Toda a tarde, quando chego a casa, o pai já me espera no portão. Eu nem entro e ele já começa com o mantra: quero ir embora. Eu vou enrolando. Primeiro cumpro a rotina da limpeza. Limpar banheiro, trocar a roupa do dia, fazer a higiene. Tudo isso leva tempo, porque é preciso inventar mil e uma estratégias.
Depois, saímos, porque o ritual de abrir o portão e sair de casa já serve como um escape. Como não dirijo nem tenho carro, o jeito é caminhar. E agradeço aos deuses e deusas pelo fato de ele ser um homem forte, com o corpo ainda firme e as pernas rijas. Adora andar. Sempre foi assim. Aqui onde eu moro não tem aonde ir. Nenhuma praça, nenhum parque, a praia fica longe para ir andando. Então, o único lugar possível é o mercado.
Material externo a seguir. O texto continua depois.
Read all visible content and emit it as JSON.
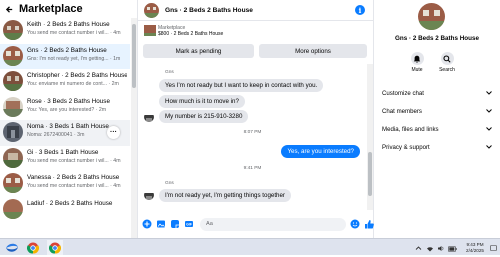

São mais ou menos uns 600 metros da casa até lá, trecho que cumprimos em uns 40 minutos para ir e outros tantos para voltar.
Andando com ele, no passinho lento, tudo é motivo de parada. Um passarinho no muro, um gato, um cachorro, um avião que passa baixinho, um carro em alta velocidade, uma criança brincando, alguém que passa. Mas sua alegria mesmo é chutar coisas. Não pode ver uma pedrinha, um papel, uma tampinha de garrafa, uma bituca de cigarro, vai logo aplicando o bicudo. E ri às gargalhadas, como se fosse um grande feito.
Chegando ao pequeno centro comercial passa pelo barbeiro e fica olhando lá pra dentro até o Luiz acenar. Ele acena também, alegre. Ali é aonde vai a cada 15 dias para o ritual da barba. É bom, porque interage com outras pessoas. Depois entramos no mercado e compramos alguma coisinha. No geral é o cigarro, receita médica, que não pode faltar. As meninas já o conhecem e logo pegam o Hollywood vermelho e entregam direto na sua mão. “Guarda no bolso”, elas dizem. E ele fica bem faceiro.
Cumprido o roteiro, voltamos. E lá vem ele, tapado de meninice feito o Armandinho do Alexandre Beck, chutando tudo que vê pela frente. Não sem razão o bico do sapato é todo esfolado. Nesse passeio levamos mais de uma hora e quando voltamos para casa a ansiedade já diminuiu. Ele acende o cigarro e fica no alpendre, acarinhado os cachorros. A tarde cai, a barra da noite vai subindo e nós passamos por mais um dia.